C'est possible, mais je ne crois pas que ce soit nécessaire. J'ai arrêté de commenter l'actualité et le contexte social parce que ça ne résolvait rien. Si je m'attaque à un sujet, je ne trouverai pas la solution, alors… On parle souvent des erreurs de jeunesse, mais on oublie les erreurs de vieillesse. Une chanson ne résout rien ? Cela ne m'empêche pas de regarder ce qui se passe. Je suis un ours, mais je vais sur Internet !
Plusieurs chanteurs de votre génération (Johnny Hallyday, Eddy Mitchell) ont annoncé leurs adieux à la scène. Qu'en pensez-vous ?
Quand j'ai vu Eddy annoncer sa dernière séance, j'ai eu un peu de peine. Je lui ai dit : «Tu sais, il y a moyen d'évoluer, on a un métier où on peut se transformer.» Il n'aurait pas dû l'annoncer. Quant à John­ny, si j'étais lui, je me planquerais. C'est un peu pathétique. C'est pour ça que je vais vers le théâtre. J'adorerais jouer Le Roi Lear, même si je n'ai pas le talent nécessaire et tout le monde me tomberait dessus.
Comment passez-vous du music-hall au théâtre ?
Les règles du jeu sont différentes. J'aimerais bien, à un moment, basculer vers le théâtre, mais je n'ai pas prévu de ne plus chanter. La musique, c'est plus mon domaine. Cela fait vingt-cinq ans que je mets en scène mes spectacles. Peut-être un jour serai-je reconnu comme un acteur de théâtre considérable ?

Au début de l'été, le comique Stéphane Guillon a été débarqué de l'antenne de France Inter avec perte et fracas. Qu'en pensez-vous ?
Il y a parfois des insolences qui dépassent les bornes. Pour moi, le comique, c'est celui qui prend des coups de pieds au cul, pas celui qui les donne. C'est Chaplin et Fernand Raynaud. À un moment, il faut se retenir de déglinguer les gens. Mais je suis client de tout ce qui détend, et la plupart des comédies me font rire.
Quelles sont vos lectures ?
En ce moment, je lis le journal intime de Paul Morand. J'aime sa phrase «Je ne félicite pas Dieu d'avoir créé les hommes, mais je félicite les hommes d'avoir inventé Dieu». Mais je lis peu, à part des polars et des livres d'histoire.
Quel est votre avis sur la chanson française actuelle ?
J'écoute la radio en voiture, et j'entends des idées et des orchestrations formidables. J'ai toujours connu ce métier en évolution. En général, les anciens n'aiment pas les nouveaux, c'est un phénomène d'autodéfense. La seule chose qui me dérange, ce sont ces émissions de télé qui font croire que notre métier est facile, alors qu'il faut dix ans pour savoir chanter. Aujourd'hui, on crée de fausses célébrités à qui on ne rend pas service.
Êtes-vous nostalgique ?
Le côté «c'était mieux avant», je déteste ça. Les tournées d'anciens yé-yé, pourquoi pas, si ça permet à des gens de cette génération de retrouver leurs repères.

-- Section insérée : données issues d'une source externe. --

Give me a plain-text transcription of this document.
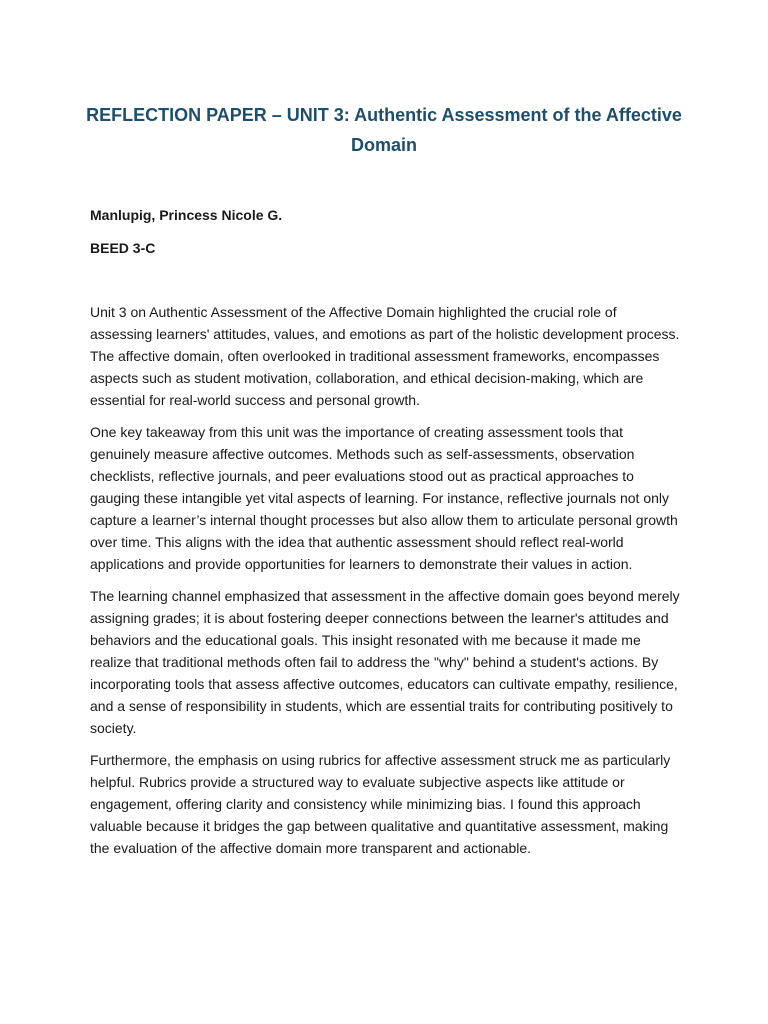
REFLECTION PAPER – UNIT 3: Authentic Assessment of the Affective Domain

Manlupig, Princess Nicole G.

BEED 3-C

Unit 3 on Authentic Assessment of the Affective Domain highlighted the crucial role of assessing learners' attitudes, values, and emotions as part of the holistic development process. The affective domain, often overlooked in traditional assessment frameworks, encompasses aspects such as student motivation, collaboration, and ethical decision-making, which are essential for real-world success and personal growth.

One key takeaway from this unit was the importance of creating assessment tools that genuinely measure affective outcomes. Methods such as self-assessments, observation checklists, reflective journals, and peer evaluations stood out as practical approaches to gauging these intangible yet vital aspects of learning. For instance, reflective journals not only capture a learner’s internal thought processes but also allow them to articulate personal growth over time. This aligns with the idea that authentic assessment should reflect real-world applications and provide opportunities for learners to demonstrate their values in action.

The learning channel emphasized that assessment in the affective domain goes beyond merely assigning grades; it is about fostering deeper connections between the learner's attitudes and behaviors and the educational goals. This insight resonated with me because it made me realize that traditional methods often fail to address the "why" behind a student's actions. By incorporating tools that assess affective outcomes, educators can cultivate empathy, resilience, and a sense of responsibility in students, which are essential traits for contributing positively to society.

Furthermore, the emphasis on using rubrics for affective assessment struck me as particularly helpful. Rubrics provide a structured way to evaluate subjective aspects like attitude or engagement, offering clarity and consistency while minimizing bias. I found this approach valuable because it bridges the gap between qualitative and quantitative assessment, making the evaluation of the affective domain more transparent and actionable.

Vous allez chanter à l'Olympia et non à Bercy cette fois. Pourquoi ?
Parce que c'est bien de changer. Le public adore nous voir de près, il aime nous voir souffrir. Mon père et moi détenons le même record : être resté six mois à l'affiche dans cette salle. Là, je vais faire un mois. On va s'appuyer sur un orchestre solide. Et je tiens à donner le même spectacle en province qu'à Paris.